Minerva had been doing an experiment in her laboratory at home, which she traced to having relations with fairies. Thus, she persuaded her Irish friend to come with her to see it before they revealed it to the People.
They were in the lounge car in a train ride from UK to Paris, and Artemis Fowl was uncharacteristically talkative, being in the rare company of one who could understand his words without requesting him to either slow down or come down a few intellectual levels. He was discussing the Lamarckian properties of magical inheritance when Minerva interrupted him.“Artemis, mon ami,” she said, and Artemis paused to take a sip from his tea. “I am concerned.”
He nodded, urging her to go on.
Minerva didn’t know how else to drop it to him. “Are you two being safe?”
Artemis spluttered on his drink. “What?” Surely she was not talking about what he was thinking.
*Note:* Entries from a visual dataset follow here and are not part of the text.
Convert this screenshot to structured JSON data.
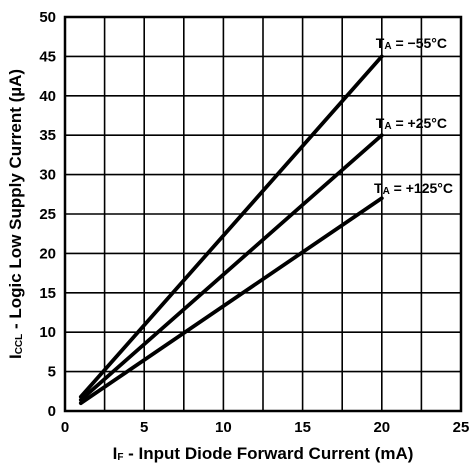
{
  "chart_data": {
    "type": "line",
    "xlabel": {
      "main": "I",
      "sub": "F",
      "rest": " - Input Diode Forward Current (mA)"
    },
    "ylabel": {
      "main": "I",
      "sub": "CCL",
      "rest": " - Logic Low Supply Current (µA)"
    },
    "xlim": [
      0,
      25
    ],
    "ylim": [
      0,
      50
    ],
    "x_ticks": [
      0,
      5,
      10,
      15,
      20,
      25
    ],
    "y_ticks": [
      0,
      5,
      10,
      15,
      20,
      25,
      30,
      35,
      40,
      45,
      50
    ],
    "x_minor_step": 2.5,
    "y_minor_step": 5,
    "grid": true,
    "series": [
      {
        "name": "T",
        "sub": "A",
        "cond": " = −55°C",
        "x": [
          1,
          20
        ],
        "y": [
          1.8,
          45
        ]
      },
      {
        "name": "T",
        "sub": "A",
        "cond": " = +25°C",
        "x": [
          1,
          20
        ],
        "y": [
          1.4,
          35
        ]
      },
      {
        "name": "T",
        "sub": "A",
        "cond": " = +125°C",
        "x": [
          1,
          20
        ],
        "y": [
          1.0,
          27
        ]
      }
    ]
  }
}
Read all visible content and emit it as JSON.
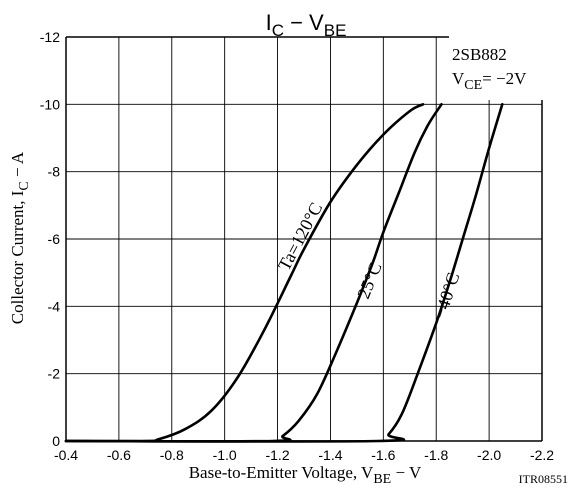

“You and the elf, Holly. You are being safe, oui?” The woman looked positively determined to express her thoughts. “As your friend, I am worried, especially with the fairy-human compatibility. You know safe methods, correct? And I cannot stress this enough: consent. Consent on her part, and on yours—”
Artemis’s eyes widened in horror. “Minerva, who have you been talking to?”
“Why, Butler, of course. He does defy stereotype in terms of gossip with me. And, you know, Juliet, we are very close.”
“How did they—”
Minerva smirked. “It was hard not to hear, they said.”